The Octalogs are both provocative and engaging, and at times incredibly reflective of the way our personal selves shine through onto our work as professionals and scholars. I found the Octalogs to be just as much a reflection of values and belief as they were narratives about rhetorical history. The events of each Octalog was an important one for our field: each moment was a projection of these disciplinary values and beliefs, moments when histories are contested, reexamined, and redrawn.
In their introduction to Octalog III, Agnew, Gries, and Stuckey note that “Octalog I sparked new scholarship by asking us to uncover and recover histories that have been neglected or hidden” (109). Beginning in 1988 – the year I was born – each Octalog (II, 1997; III, 2011) serves as a moment to highlight evolutions in nearly three decades of doing and writing history. Octalog III is noted as emphasizing the “importance of local, contested, and marginalized histories and rhetorical practices and encouraging us to listen for the silences that have been left out of well-known historical accounts” (109). The movement from one Octalog to the next was telling of how the canons have been slowly contested and reread in our discipline, further and further situated in their historical contexts. Discussions of gender, culture, disability, power, and privilege are threaded into pieces of Octalog II and throughout Octalog III, when western-centric rhetorical history is problematized and reexamined. As a reader of these texts in succession, jumping from each decade to the next, I quickly saw a growing complexity and increased cultural, ethical, and methodological responsibility to rhetorical history. In Octolag III, there was an incredible energy for creating new paths for the study of rhetoric.
I once thought that histories were fragmented. Perhaps theoretically this holds some weight—the bits and pieces (time, texts, stories, people, places, and things) we choose for import to rhetorical studies is a rhetorical process, after all. But the sense that histories can only be told through texts, through classical Athenian fragments, through some belief that those fragments hold the guiding principles of our field – is one that must be seriously looked beyond to include the rich and complex communicative practices of meaning making.
This may be a bit of a rant, and maybe an unrelated one, but the discussion of “armchair” historians in Octalog I was both amusing and unsettling. It was insightful in the sense that rhetoricians were calling attention to their own tendencies of relying on texts (rather, translations of translations of texts) as their sources for critical inquiry instead of doing the hard work of investigating, situating, and questioning the role of those texts in their historical and cultural contexts. The supposed solution to the “armchair”, which was presented as a metaphor of “getting one’s hands dirty” and working as an archeologist at a “dig,” struck a strange chord with me. I’d rather not think of history as a dig or excavation of artifacts, cultures, texts, and so-called “undiscovered” meanings. I wholly acknowledge the ethical considerations of archeologists and anthropologists—and those disciplines surely have much to tell us about how to do humane, active, critical, hands-on, and often culturally-contested work—but these sort of considerations weren’t further explored during the conversation of Octalog I, and I was left with a taste of history as an enterprise of gathering, excavating, and digging.

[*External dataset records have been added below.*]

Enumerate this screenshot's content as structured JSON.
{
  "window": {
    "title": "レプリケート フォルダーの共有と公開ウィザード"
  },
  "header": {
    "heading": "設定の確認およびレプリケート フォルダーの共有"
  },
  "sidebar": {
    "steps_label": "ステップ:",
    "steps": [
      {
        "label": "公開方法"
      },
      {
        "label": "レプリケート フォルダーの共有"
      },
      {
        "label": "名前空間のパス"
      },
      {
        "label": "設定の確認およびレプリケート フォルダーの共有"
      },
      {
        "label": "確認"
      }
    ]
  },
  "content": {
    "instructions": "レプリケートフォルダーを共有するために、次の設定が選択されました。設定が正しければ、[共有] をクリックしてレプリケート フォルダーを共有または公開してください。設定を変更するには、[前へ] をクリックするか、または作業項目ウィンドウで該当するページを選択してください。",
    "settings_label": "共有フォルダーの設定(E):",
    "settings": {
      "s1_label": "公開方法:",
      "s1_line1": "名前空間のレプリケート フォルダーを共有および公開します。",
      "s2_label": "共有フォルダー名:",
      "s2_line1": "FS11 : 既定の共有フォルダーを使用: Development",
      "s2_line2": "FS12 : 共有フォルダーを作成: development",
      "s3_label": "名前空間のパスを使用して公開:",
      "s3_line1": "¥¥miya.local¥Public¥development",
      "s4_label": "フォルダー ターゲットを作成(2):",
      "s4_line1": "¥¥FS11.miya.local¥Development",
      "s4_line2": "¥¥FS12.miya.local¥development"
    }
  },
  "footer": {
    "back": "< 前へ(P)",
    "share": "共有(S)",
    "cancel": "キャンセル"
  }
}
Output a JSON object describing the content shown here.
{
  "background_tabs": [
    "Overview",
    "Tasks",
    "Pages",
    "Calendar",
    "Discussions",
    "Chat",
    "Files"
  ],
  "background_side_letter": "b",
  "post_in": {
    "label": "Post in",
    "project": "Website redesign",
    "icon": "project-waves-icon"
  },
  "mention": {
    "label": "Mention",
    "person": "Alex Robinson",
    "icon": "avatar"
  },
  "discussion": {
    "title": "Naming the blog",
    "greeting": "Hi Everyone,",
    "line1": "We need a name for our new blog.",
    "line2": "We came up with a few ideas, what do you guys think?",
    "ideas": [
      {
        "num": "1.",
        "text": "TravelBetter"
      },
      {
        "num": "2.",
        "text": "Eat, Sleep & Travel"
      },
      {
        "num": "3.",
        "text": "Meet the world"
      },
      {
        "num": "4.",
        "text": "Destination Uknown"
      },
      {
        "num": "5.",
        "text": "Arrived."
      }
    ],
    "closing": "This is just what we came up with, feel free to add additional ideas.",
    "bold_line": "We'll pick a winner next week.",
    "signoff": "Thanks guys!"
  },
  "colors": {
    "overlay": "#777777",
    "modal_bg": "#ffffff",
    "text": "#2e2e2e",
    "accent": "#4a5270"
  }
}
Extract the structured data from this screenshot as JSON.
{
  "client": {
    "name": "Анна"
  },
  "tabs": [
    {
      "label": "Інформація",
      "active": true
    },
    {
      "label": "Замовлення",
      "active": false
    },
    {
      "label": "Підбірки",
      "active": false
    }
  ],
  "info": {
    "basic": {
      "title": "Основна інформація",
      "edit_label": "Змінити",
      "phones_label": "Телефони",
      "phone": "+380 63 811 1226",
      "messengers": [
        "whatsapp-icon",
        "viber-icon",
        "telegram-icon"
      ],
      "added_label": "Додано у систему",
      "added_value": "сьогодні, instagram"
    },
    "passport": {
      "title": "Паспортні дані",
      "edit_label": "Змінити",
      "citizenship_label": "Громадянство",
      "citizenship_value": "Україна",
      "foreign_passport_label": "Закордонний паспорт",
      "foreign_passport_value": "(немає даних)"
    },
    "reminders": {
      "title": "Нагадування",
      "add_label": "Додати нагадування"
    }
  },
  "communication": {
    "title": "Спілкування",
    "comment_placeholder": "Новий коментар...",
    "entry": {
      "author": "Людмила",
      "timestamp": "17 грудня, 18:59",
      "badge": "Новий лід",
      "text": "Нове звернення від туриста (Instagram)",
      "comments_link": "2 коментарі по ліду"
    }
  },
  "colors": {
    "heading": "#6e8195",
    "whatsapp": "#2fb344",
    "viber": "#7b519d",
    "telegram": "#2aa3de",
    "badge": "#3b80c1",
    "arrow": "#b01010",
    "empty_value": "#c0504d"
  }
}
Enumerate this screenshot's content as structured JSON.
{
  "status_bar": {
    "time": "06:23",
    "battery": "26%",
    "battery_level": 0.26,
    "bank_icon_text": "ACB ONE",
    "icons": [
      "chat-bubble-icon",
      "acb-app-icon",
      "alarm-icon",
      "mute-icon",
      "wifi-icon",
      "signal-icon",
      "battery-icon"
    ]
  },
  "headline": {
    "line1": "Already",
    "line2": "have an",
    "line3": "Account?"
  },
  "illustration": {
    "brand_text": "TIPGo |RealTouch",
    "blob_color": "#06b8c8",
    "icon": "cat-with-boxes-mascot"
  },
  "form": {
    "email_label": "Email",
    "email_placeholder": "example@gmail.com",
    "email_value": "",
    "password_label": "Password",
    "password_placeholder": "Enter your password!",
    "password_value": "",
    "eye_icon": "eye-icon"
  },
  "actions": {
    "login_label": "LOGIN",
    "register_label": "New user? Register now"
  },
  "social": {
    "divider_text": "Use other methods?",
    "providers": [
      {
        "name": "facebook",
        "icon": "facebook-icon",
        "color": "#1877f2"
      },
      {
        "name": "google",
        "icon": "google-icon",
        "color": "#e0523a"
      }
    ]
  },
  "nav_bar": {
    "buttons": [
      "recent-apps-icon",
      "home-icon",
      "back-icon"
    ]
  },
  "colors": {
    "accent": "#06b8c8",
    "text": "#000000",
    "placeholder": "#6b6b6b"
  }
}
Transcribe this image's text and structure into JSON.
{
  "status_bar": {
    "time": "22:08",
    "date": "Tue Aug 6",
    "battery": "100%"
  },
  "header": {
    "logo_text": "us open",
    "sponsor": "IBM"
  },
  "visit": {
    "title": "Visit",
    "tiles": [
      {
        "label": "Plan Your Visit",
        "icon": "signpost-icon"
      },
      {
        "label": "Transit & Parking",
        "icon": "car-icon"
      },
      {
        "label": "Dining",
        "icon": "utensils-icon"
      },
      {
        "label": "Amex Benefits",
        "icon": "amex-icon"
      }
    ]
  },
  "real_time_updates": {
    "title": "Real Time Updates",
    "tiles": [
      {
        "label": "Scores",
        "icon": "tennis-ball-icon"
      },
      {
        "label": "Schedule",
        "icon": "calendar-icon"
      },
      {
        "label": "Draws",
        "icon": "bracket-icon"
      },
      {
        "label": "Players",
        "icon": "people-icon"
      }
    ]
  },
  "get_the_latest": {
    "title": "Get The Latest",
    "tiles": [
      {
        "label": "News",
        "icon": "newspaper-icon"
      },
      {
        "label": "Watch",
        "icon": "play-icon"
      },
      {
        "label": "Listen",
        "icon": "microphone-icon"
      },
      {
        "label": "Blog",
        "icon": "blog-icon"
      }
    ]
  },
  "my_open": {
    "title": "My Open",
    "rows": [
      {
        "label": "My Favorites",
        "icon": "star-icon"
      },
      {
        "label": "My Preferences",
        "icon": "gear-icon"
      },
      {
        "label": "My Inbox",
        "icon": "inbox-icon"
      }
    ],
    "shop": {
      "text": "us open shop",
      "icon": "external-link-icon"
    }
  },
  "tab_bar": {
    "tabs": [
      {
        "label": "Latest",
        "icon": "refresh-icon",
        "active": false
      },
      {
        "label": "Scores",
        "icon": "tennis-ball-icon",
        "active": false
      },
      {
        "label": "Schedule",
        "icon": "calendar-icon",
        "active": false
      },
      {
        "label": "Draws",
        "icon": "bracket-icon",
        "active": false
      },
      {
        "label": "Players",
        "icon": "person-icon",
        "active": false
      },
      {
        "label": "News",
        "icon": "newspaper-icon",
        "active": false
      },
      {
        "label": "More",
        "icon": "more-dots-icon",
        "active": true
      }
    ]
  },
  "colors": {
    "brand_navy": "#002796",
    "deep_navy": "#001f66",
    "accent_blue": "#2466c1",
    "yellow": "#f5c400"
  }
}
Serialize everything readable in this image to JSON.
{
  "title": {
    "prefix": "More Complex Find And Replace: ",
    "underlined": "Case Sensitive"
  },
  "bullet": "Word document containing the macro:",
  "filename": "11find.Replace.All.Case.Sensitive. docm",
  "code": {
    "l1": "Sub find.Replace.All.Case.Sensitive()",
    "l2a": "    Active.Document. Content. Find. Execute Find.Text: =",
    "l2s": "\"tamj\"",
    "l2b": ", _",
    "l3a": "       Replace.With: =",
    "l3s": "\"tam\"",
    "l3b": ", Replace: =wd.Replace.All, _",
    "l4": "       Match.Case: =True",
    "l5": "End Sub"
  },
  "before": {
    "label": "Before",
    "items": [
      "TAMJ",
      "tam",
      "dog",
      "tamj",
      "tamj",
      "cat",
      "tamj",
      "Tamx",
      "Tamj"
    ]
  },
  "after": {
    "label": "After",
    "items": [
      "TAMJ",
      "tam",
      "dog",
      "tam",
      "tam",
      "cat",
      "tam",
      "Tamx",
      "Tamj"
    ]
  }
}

According to Powell, “Our discipline’s inclination to fetishize the text above the body, combined with a narrowness of vision that insists on connecting every rhetorical practice on the planet to Big Daddy A and the one true Greco-Roman way does not exactly build a sustainable platform for the continued vibrance of our disciplinary community” (121). In Octalog III, LuMing Mao makes a call for turning to non-Western and indigenous communicative practices as vital for doing and writing history in the 21st century:
“[…] practicing the art of recontextualization means negotiating, both dialectically and perpetually […] between looking for rhetoric where it has been categorically ruled non-existent and rejecting a concomitant temptation to reduce experiences into facts and equate heterogeneous resonance with either sameness or difference” (120).
A movement to study marginalized histories and practices, then, comes with a great deal of responsibility. This work is vital, though, and seeing the evolution of this discussion from the first to the third Octolag gives me hope that discussions of rhetorical history will evolve to enrich and reflect that vibrance that is sure to forever mark the discipline. For every word said, there were many unsaid—and if there will be another Octolag in the future, this will undoubtedly be a theme as well. It is also my hope that rhetorical history will be further reconceived to encompass the complex, constellative nature of rhetoricity in cultures and communities. I believe this is a vision that must be embraced to move beyond the uncontested authority of mere fragments and texts.